Let's take the dissociation of 0.1M acetic acid (I'll call it HX for simplicity sake), a weak acid with Ka = 1.8x10^-5.

HX + H2O = X- + H3O+
0.1M 0 0
-x +x +x
0.1M-x x x

[the formatting messed up here, but it's a standard ICE table with HX dissociating]

Then Ka = 1.8x10^-5 = x^2/(0.1M-x)

Now that 0.1M-x on the denominator of the right hand side is the pain. Go ahead and approximate it to 0.1, then solve for x and you get x = 0.0134

[this should have been 0.00134, please refer to Jo Ha's comment below]

To check if your approximation of 0.1-x = 0.1 is valid, divide x by 0.1 and see if it falls within 5%:

0.0134/0.1 = 0.134 = 13.4%

Because we exceed 5%, our approximation was invalid and we need to return and solve this problem using quadratic. This would result in x = 0.00133, which is about 10x less than what we got for x when we approximated.

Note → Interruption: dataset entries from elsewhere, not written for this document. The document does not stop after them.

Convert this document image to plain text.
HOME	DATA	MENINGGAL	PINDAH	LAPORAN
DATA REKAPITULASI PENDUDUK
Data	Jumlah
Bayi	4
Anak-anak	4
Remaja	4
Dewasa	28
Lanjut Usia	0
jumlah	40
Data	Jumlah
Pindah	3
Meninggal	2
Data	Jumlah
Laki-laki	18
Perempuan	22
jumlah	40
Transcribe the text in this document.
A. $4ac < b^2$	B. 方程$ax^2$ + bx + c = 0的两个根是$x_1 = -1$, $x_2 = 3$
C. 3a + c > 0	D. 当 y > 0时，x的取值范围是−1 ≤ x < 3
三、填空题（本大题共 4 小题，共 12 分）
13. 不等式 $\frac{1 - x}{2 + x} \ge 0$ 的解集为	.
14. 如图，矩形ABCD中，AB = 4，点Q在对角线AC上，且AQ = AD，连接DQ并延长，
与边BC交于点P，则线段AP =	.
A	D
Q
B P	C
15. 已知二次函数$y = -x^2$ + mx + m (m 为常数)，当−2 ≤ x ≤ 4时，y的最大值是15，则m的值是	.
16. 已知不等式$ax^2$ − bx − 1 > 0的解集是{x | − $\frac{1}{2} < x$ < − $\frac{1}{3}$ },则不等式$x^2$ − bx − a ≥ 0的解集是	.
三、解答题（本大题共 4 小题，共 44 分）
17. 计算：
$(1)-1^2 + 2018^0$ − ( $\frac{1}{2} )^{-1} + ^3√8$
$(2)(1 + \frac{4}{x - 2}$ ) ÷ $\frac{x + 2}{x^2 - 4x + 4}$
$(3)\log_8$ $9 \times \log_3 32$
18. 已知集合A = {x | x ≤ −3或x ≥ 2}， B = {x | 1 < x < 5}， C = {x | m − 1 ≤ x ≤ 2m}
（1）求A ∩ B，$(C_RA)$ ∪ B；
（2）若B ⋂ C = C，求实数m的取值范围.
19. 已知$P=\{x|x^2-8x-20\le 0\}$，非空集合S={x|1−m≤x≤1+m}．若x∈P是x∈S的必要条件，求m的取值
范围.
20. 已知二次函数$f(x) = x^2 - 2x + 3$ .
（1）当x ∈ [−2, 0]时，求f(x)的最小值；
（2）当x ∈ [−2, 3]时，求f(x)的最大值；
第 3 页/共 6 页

And if you analyze the math in this closely, you can conclude that the small x approximation is going to be invalidated when Ka is really large (i.e., a relatively strong weak acid) and the concentration is really small.
• How can one know that the silver ion will react with ammonia? • at part b I don't understand where the 2 is coming from when he writes NH3? Why is there a two in front of NH3? • For example b), if Ag has a +1 ion charge in the Reactants, why does it have a +2 charge in Products? This confuses me because 2 NH3's are bound to Ag in the Products when it should only just bind 1 NH3. I dont understand why the balanced equation is not: Ag^+(aq) + NH3(aq) = Ag(NH3)^+.
- I understand that NH3 is neutral; this meaning it has no charge. But why are there 2 NH3's in the Reactants? • What's the explanation, or at least intuition behind multiplying equilibrium constants when adding equations? Is it about finding a common probability by multiplying probabilities (individual equilibrium constants) of independent events? • In this problem the equations add up to form the third equation, which has an equilibrium equivalent to the product of the first two equations. What if the products and solutions cancelled out by a different factor (for example the second equation was something like 2Ag + NH3 -> some product. Would we need to multiple the Ksp twice to get the new equilibrium constant? • You would have had to square the K_sp.
The equations might have looked something like this:
2AgCl(s) ⇌ 2Ag⁺(aq) + 2Cl⁻(aq); K₁ = K_sp² = 3.2 × 10⁻²⁰
2Ag⁺(aq) + NH₃(aq) ⇌ Ag₂(NH₃)²⁺(aq); K_i = 1.6 × 10⁷
2AgCl(s) + NH₃(aq) ⇌ Ag₂(NH₃)²⁺(aq) + 2Cl⁻(aq);
K = K₁K_i = 3.2×10⁻²⁰ × 1.6×10⁷ = 5.2 × 10⁻¹³